SAN CASSIANO AND THE PADULI PARK
The Parco dei Paduli, so called due to the ancient presence of marshy areas, is an immense secular olive grove of about 5500 hectares wedged in the Mediterranean between the Adriatic and the Ionian seas and crossed by the ancient < strong>isthmic road which connects the ports of Gallipoli and Otranto, whose central nucleus extends into what are called Terre di Mezzo.
MAGLIE
Inhabited since the Bronze Age, the first inhabitants were presumably descendants of the Eneolithic and Neolithic populations capable of cultivating, breeding, building villages and erecting specchie, dolmens and menhirs). The area is home to numerous evidence of the megalithic (in the Policarita district, stands the dolmen with archaic characteristics called “Chianca” and other dolmens are: the two “Caramauli” in the locality of the same name, “Canali” in Muntarrune piccinnu, “Grotta“, “Pino ” and “Specchia” in San Sidero.
Similarly, menhirs abound: “Calamauri“, “Crocemuzza” (or “Franite”) and “Sprunu“. The most important evidence of human presence on site is the deposit of artifacts in the Cattìe fund discovered in 1980: about 12,000 tools and splinters and 800 bone finds (including a fossil human phalanx, probably belonging to a Neanderthal man).
Between the 13th and 19th centuries, the Maglie farmhouse began to develop around the Castle, which housed the first feudal lords of the area. The manor was presumably built at the time of the Angevins and subsequently reinforced and restructured by Andriolo Lubello (who was baron of Maglie under the reign of Alfonso I of Aragon).
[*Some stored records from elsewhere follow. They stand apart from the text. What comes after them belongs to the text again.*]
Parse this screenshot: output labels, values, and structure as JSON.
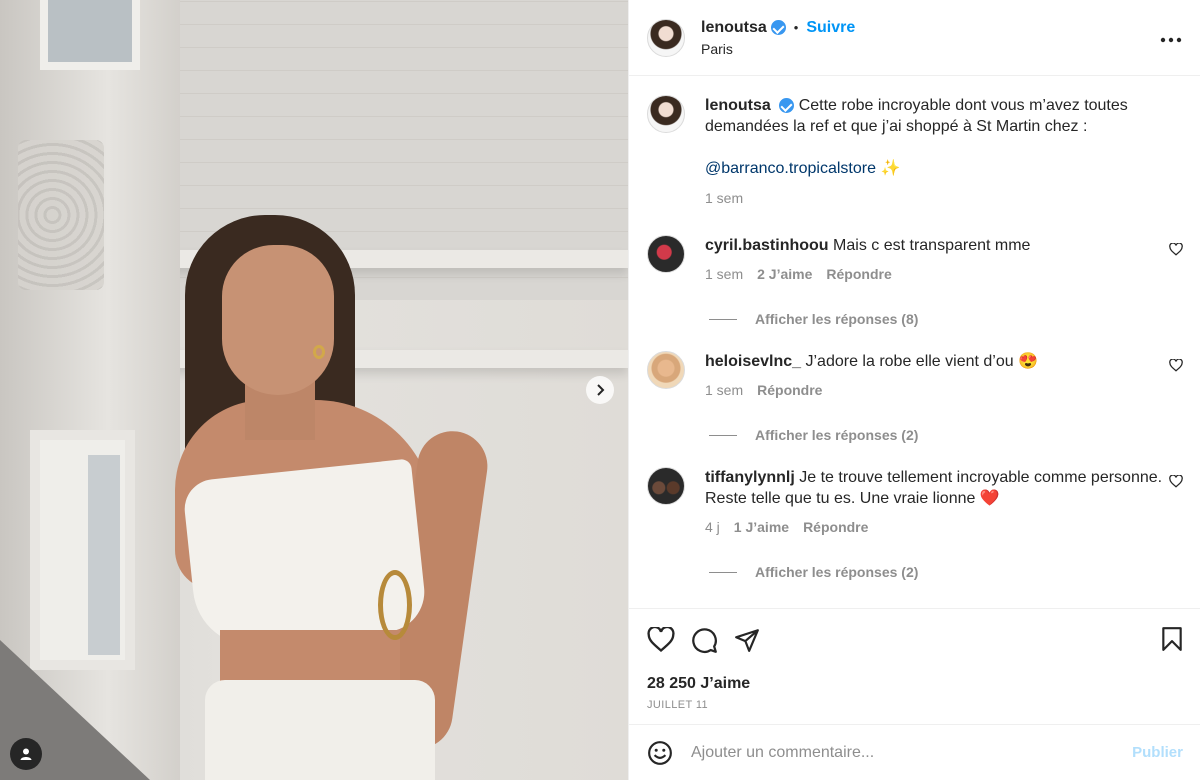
{
  "post": {
    "username": "lenoutsa",
    "follow_label": "Suivre",
    "location": "Paris",
    "caption_line1": "Cette robe incroyable dont vous m’avez toutes demandées la ref et que j’ai shoppé à St Martin chez :",
    "mention": "@barranco.tropicalstore",
    "mention_emoji": "✨",
    "caption_time": "1 sem"
  },
  "comments": [
    {
      "user": "cyril.bastinhoou",
      "text": "Mais c est transparent mme",
      "time": "1 sem",
      "likes": "2 J’aime",
      "reply": "Répondre",
      "replies": "Afficher les réponses (8)"
    },
    {
      "user": "heloisevlnc_",
      "text": "J’adore la robe elle vient d’ou 😍",
      "time": "1 sem",
      "likes": "",
      "reply": "Répondre",
      "replies": "Afficher les réponses (2)"
    },
    {
      "user": "tiffanylynnlj",
      "text": "Je te trouve tellement incroyable comme personne. Reste telle que tu es. Une vraie lionne ❤️",
      "time": "4 j",
      "likes": "1 J’aime",
      "reply": "Répondre",
      "replies": "Afficher les réponses (2)"
    }
  ],
  "stats": {
    "likes": "28 250 J’aime",
    "date": "JUILLET 11"
  },
  "composer": {
    "placeholder": "Ajouter un commentaire...",
    "publish_label": "Publier"
  },
  "colors": {
    "accent": "#0095f6",
    "mention": "#00376b",
    "muted": "#8e8e8e",
    "verified": "#3897f0"
  },
  "icons": [
    "chevron-right-icon",
    "user-tag-icon",
    "more-icon",
    "verified-icon",
    "heart-icon",
    "comment-icon",
    "share-icon",
    "bookmark-icon",
    "emoji-icon"
  ]
}
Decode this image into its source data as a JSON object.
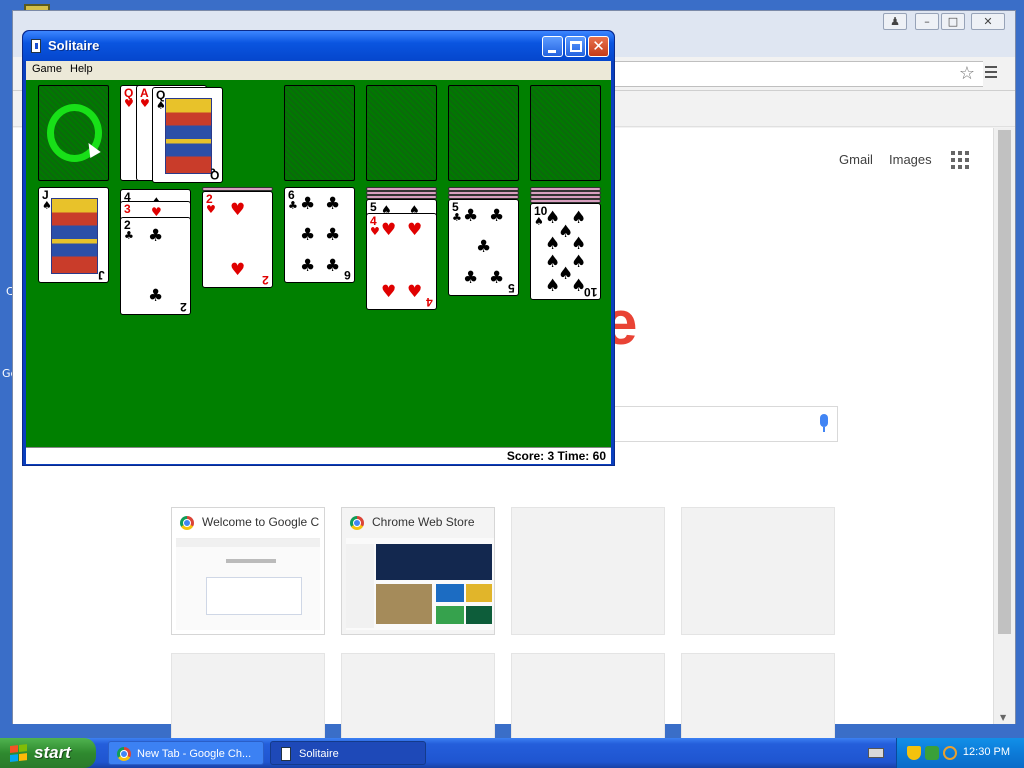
{
  "desktop": {
    "edge_text_1": "C",
    "edge_text_2": "Gc"
  },
  "chrome": {
    "page": {
      "gmail_link": "Gmail",
      "images_link": "Images",
      "apps_icon": "apps-grid-icon",
      "logo_fragment": "e"
    },
    "tiles": [
      {
        "title": "Welcome to Google C",
        "icon": "chrome-icon"
      },
      {
        "title": "Chrome Web Store",
        "icon": "chrome-web-store-icon"
      }
    ]
  },
  "solitaire": {
    "title": "Solitaire",
    "menu": [
      "Game",
      "Help"
    ],
    "status": "Score: 3 Time: 60",
    "waste": [
      {
        "rank": "Q",
        "suit": "♥",
        "color": "red"
      },
      {
        "rank": "A",
        "suit": "♥",
        "color": "red"
      },
      {
        "rank": "Q",
        "suit": "♠",
        "color": "black"
      }
    ],
    "tableau": [
      {
        "rank": "J",
        "suit": "♠",
        "color": "black"
      },
      {
        "rank": "2",
        "suit": "♣",
        "color": "black",
        "under": [
          {
            "rank": "4",
            "suit": "♠"
          },
          {
            "rank": "3",
            "suit": "♥"
          }
        ]
      },
      {
        "rank": "2",
        "suit": "♥",
        "color": "red"
      },
      {
        "rank": "6",
        "suit": "♣",
        "color": "black"
      },
      {
        "rank": "4",
        "suit": "♥",
        "color": "red",
        "under": [
          {
            "rank": "5",
            "suit": "♠"
          }
        ]
      },
      {
        "rank": "5",
        "suit": "♣",
        "color": "black"
      },
      {
        "rank": "10",
        "suit": "♠",
        "color": "black"
      }
    ]
  },
  "taskbar": {
    "start_label": "start",
    "tasks": [
      {
        "label": "New Tab - Google Ch...",
        "icon": "chrome-icon"
      },
      {
        "label": "Solitaire",
        "icon": "solitaire-icon"
      }
    ],
    "clock": "12:30 PM"
  },
  "colors": {
    "felt": "#008000",
    "xp_title_blue": "#0a55e0",
    "google_red": "#e94335",
    "start_green": "#2f8a2f"
  }
}
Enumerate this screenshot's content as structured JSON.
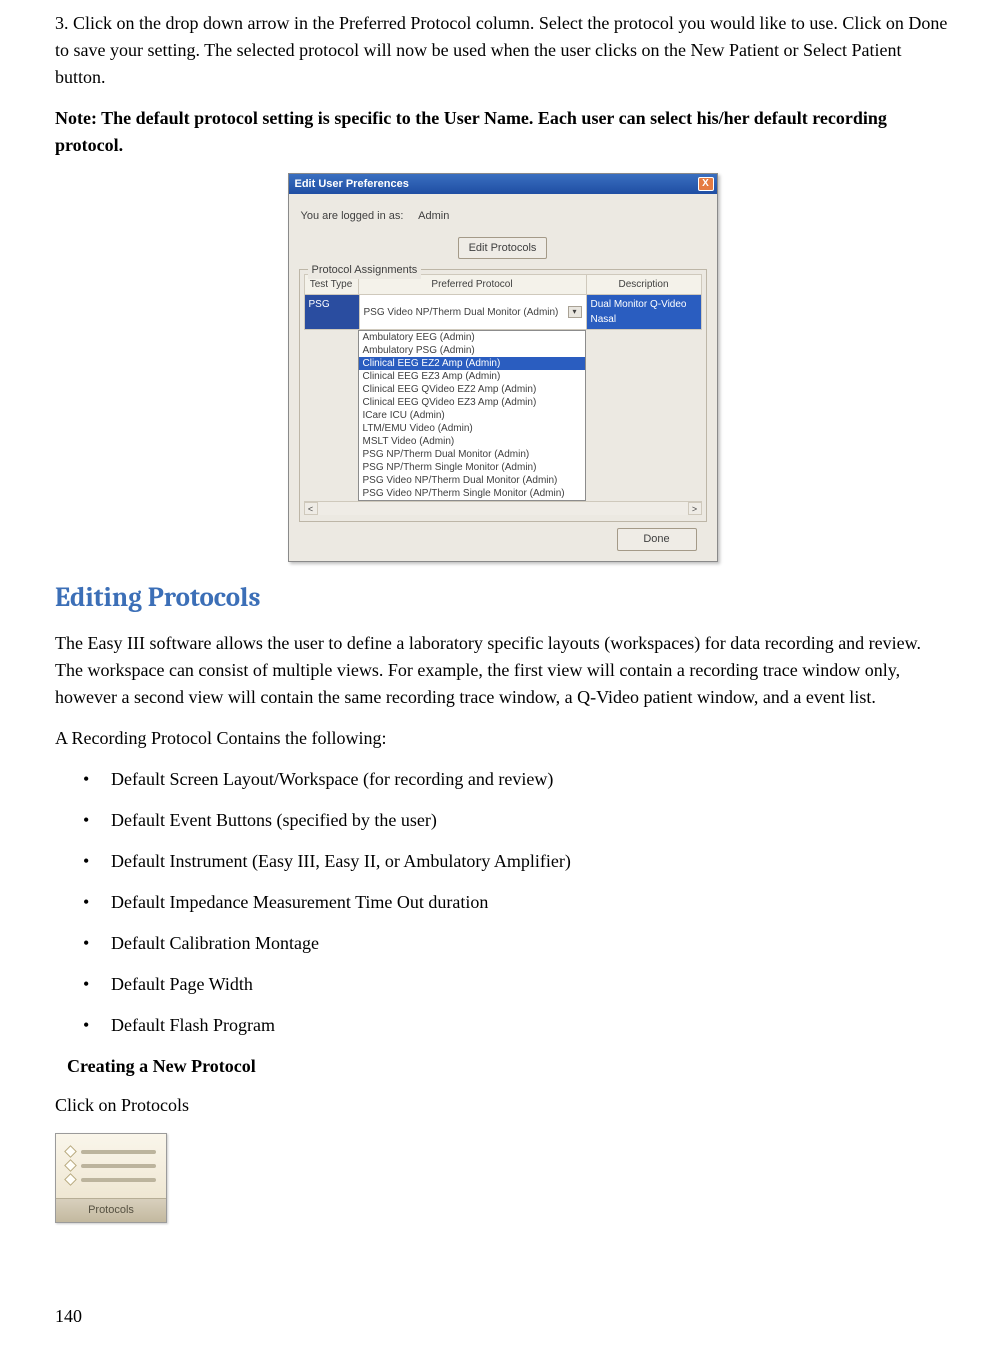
{
  "step3_num": "3.",
  "step3_text": "Click on the drop down arrow in the Preferred Protocol column.  Select the protocol you would like to use. Click on Done to save your setting.  The selected protocol will now be used when the user clicks on the New Patient or Select Patient button.",
  "note_text": "Note:  The default protocol setting is specific to the User Name.  Each user can select his/her default recording protocol.",
  "dlg": {
    "title": "Edit User Preferences",
    "close": "X",
    "logged_label": "You are logged in as:",
    "logged_user": "Admin",
    "edit_protocols_btn": "Edit Protocols",
    "fieldset_label": "Protocol Assignments",
    "hdr_a": "Test Type",
    "hdr_b": "Preferred Protocol",
    "hdr_c": "Description",
    "row_test": "PSG",
    "row_proto": "PSG Video NP/Therm Dual Monitor (Admin)",
    "row_desc": "Dual Monitor Q-Video Nasal",
    "dd_items": [
      "Ambulatory EEG (Admin)",
      "Ambulatory PSG (Admin)",
      "Clinical EEG EZ2 Amp (Admin)",
      "Clinical EEG EZ3 Amp (Admin)",
      "Clinical EEG QVideo EZ2 Amp (Admin)",
      "Clinical EEG QVideo EZ3 Amp (Admin)",
      "ICare ICU (Admin)",
      "LTM/EMU Video (Admin)",
      "MSLT Video (Admin)",
      "PSG NP/Therm Dual Monitor (Admin)",
      "PSG NP/Therm Single Monitor (Admin)",
      "PSG Video NP/Therm Dual Monitor (Admin)",
      "PSG Video NP/Therm Single Monitor (Admin)"
    ],
    "dd_selected_index": 2,
    "scroll_left": "<",
    "scroll_right": ">",
    "done_btn": "Done"
  },
  "h2_editing": "Editing Protocols",
  "para1": "The Easy III software allows the user to define a laboratory specific layouts (workspaces) for data recording and review.  The workspace can consist of multiple views.  For example, the first view will contain a recording trace window only, however a second view will contain the same recording trace window, a Q-Video patient window, and a event list.",
  "para2": "A Recording Protocol Contains the following:",
  "bullets": [
    "Default Screen Layout/Workspace (for recording and review)",
    "Default Event Buttons (specified by the user)",
    "Default Instrument (Easy III, Easy II, or Ambulatory Amplifier)",
    "Default Impedance Measurement Time Out duration",
    "Default Calibration Montage",
    "Default Page Width",
    "Default Flash Program"
  ],
  "sub_hd": "Creating a New Protocol",
  "para3": "Click on Protocols",
  "proto_btn_label": "Protocols",
  "page_num": "140"
}
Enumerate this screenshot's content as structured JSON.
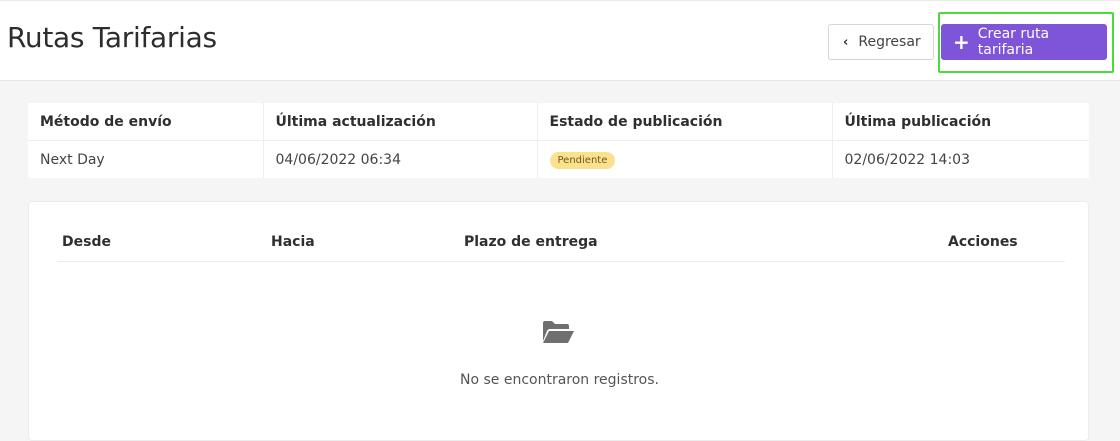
{
  "header": {
    "title": "Rutas Tarifarias",
    "back_label": "Regresar",
    "create_label": "Crear ruta tarifaria"
  },
  "info": {
    "columns": [
      "Método de envío",
      "Última actualización",
      "Estado de publicación",
      "Última publicación"
    ],
    "row": {
      "method": "Next Day",
      "updated": "04/06/2022 06:34",
      "status": "Pendiente",
      "published": "02/06/2022 14:03"
    }
  },
  "routes": {
    "columns": [
      "Desde",
      "Hacia",
      "Plazo de entrega",
      "Acciones"
    ],
    "empty_message": "No se encontraron registros."
  },
  "colors": {
    "primary": "#7e55d8",
    "badge_bg": "#fbe08e",
    "highlight": "#4cd93a"
  },
  "icons": [
    "chevron-left-icon",
    "plus-icon",
    "folder-open-icon"
  ]
}
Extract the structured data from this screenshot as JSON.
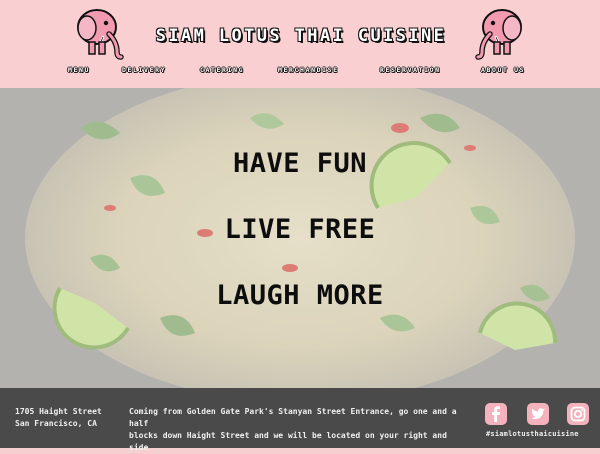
{
  "header": {
    "title": "SIAM LOTUS THAI CUISINE",
    "nav": [
      {
        "label": "MENU"
      },
      {
        "label": "DELIVERY"
      },
      {
        "label": "CATERING"
      },
      {
        "label": "MERCHANDISE"
      },
      {
        "label": "RESERVATION"
      },
      {
        "label": "ABOUT US"
      }
    ],
    "logo_icon": "elephant-icon",
    "brand_pink": "#f9cfd1",
    "elephant_pink": "#f29bb0"
  },
  "hero": {
    "slogans": [
      "HAVE FUN",
      "LIVE FREE",
      "LAUGH MORE"
    ]
  },
  "footer": {
    "address_line1": "1705 Haight Street",
    "address_line2": "San Francisco, CA",
    "directions_line1": "Coming from Golden Gate Park's Stanyan Street Entrance, go one and a half",
    "directions_line2": "blocks down Haight Street and we will be located on your right and side",
    "hashtag": "#siamlotusthaicuisine",
    "social": [
      {
        "icon": "facebook-icon"
      },
      {
        "icon": "twitter-icon"
      },
      {
        "icon": "instagram-icon"
      }
    ],
    "background": "#4a4a4a",
    "social_pink": "#f4b3bc"
  }
}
The manor of Maglie remained practically unchanged for centuries until Don Ascanio Filomarino, who had become the feudal lord of the place, decided to modernize and restructure it, building an elegant façade with harmonious proportions to replace the grave and austere bulk of the military fortress. This palace was then embellished with a Baroque-style portal, surmounted by the heraldic shield of the Capece, who succeeded the Filomarinos in possession of the farmhouse.